Makassar (Antara Sulsel) - Asisten I Bidang Pemerintahan Pemerintah Kota Makassar Muh Sabri dijebloskan ke dalam sel tahanan setelah diperiksa sebagai tersangka untuk kedua kalinya terkait kasus dugaan sewa lahan negara di Kelurahan Buloa, Kecamatan Tallo, Makassar.

"Hari ini, resmi kita tahan tersangka MS setelah dilakukan pemeriksaan di ruang penyidik," ujar Asisten Pidana Khusus (Aspidsus) Kejaksaan Tinggi Sulawesi Selatan, Tugas Utoto di Makassar, Senin.

Ia mengatakan, penahanan ini berdasarkan surat perintah Kepala Kejaksaan Tinggi Sulawesi Selatan Nomor: Print-412/R.4.5/Fd,1/07/2017 tanggal 10 Juli 2017 selama 20 hari ke depan.

Tugas menyebut, tersangka Muh Sabri dalam kapasitasnya sebagai Asisten I Bidang Pemerintaha Pemerintah Kota Makassar seolah-olah mengatasnamakan Pemerintah Kota Makassar dalam memfasilitasi penyewaan lahan negara tersebut.

Sewa lahan negara dilakukan oleh PT Pembangunan Perumahan (PP) kepada dua tersangka lainnya yang sudah ditahan yakni Jayanti Ramli (JR) berperan sebagai pemilik lahan dan Rusdin selaku penerima pembayaran sewa lahan.

"Jadi tersangka MS ini seolah-olah bertindak atas nama Pemerintah Kota Makassar.

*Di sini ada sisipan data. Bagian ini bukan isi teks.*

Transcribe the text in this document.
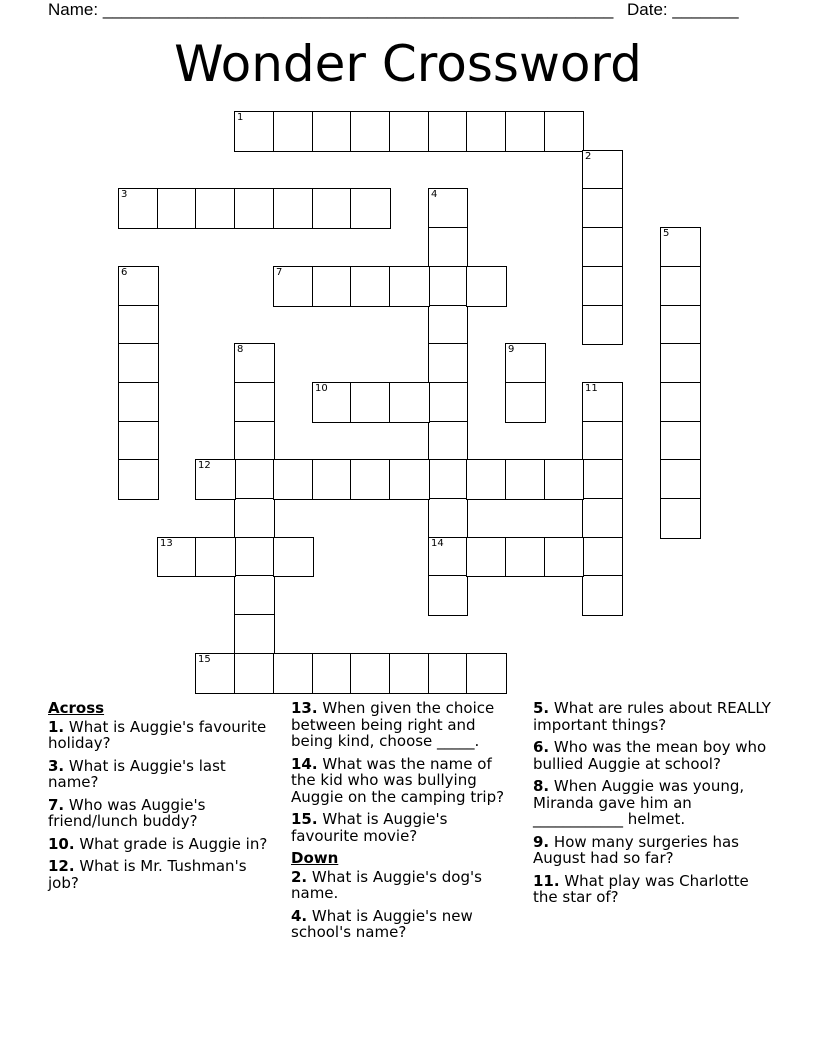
Name: ______________________________________________________ Date: _______
Wonder Crossword
1
2
3	4
14
5
6	7
8	9
10	11
12
13
15
Across
1. What is Auggie's favourite holiday?
3. What is Auggie's last name?
7. Who was Auggie's friend/lunch buddy?
10. What grade is Auggie in?
12. What is Mr. Tushman's job?
13. When given the choice between being right and being kind, choose _____.
14. What was the name of the kid who was bullying Auggie on the camping trip?
15. What is Auggie's favourite movie?
Down
2. What is Auggie's dog's name.
4. What is Auggie's new school's name?
5. What are rules about REALLY important things?
6. Who was the mean boy who bullied Auggie at school?
8. When Auggie was young, Miranda gave him an ____________ helmet.
9. How many surgeries has August had so far?
11. What play was Charlotte the star of?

Nanti kita lihat proses pembuktiannya di pengadilan, apakah akan menyeret tersangka lainnya atau bagaimana. Tapi kita rampungkan dulu ini kasusnya," katanya.

Sebelumnya, kasus ini bergulir di Kejaksaan Tinggi Sulawesi Selatan setelah pelaksana pekerjaan PT PP melakukan pelaporan atas penyewaan lahan negara seluas 19.999 meter persegi pada 2015.

Kasi Penerangan dan Hukum Kejati Sulsel, Salahuddin mengaku tindak pidana korupsi bermula pada saat penutupan akses jalan di atas tanah negara di Kelurahan Buloa, Kecamatan Tallo, Kota Makassar, 2015.

Tersangka Jayanti dan Rusdin mengakui memiliki surat garapan pada 2003 atas tanah negara yang merupakan akses ke proyek pembangunan Makassar New Port (MNP).

Atas dasar itu, tersangka Jayanti dan Rusdin dengan difasilitasi oleh Sabri yang bertindak seolah-olah atas nama pemerintah kota meminta dibayarkan uang sewa kepada PT PP selaku pelaksana pekerjaan.

Uang yang diminta sebesar Rp500 juta selama satu tahun dituangkan dalam perjanjian. Padahal diketahui bahwa surat garap yang dimiliki pada 2003 tersebut lokasinya masih berupa laut hingga 2013.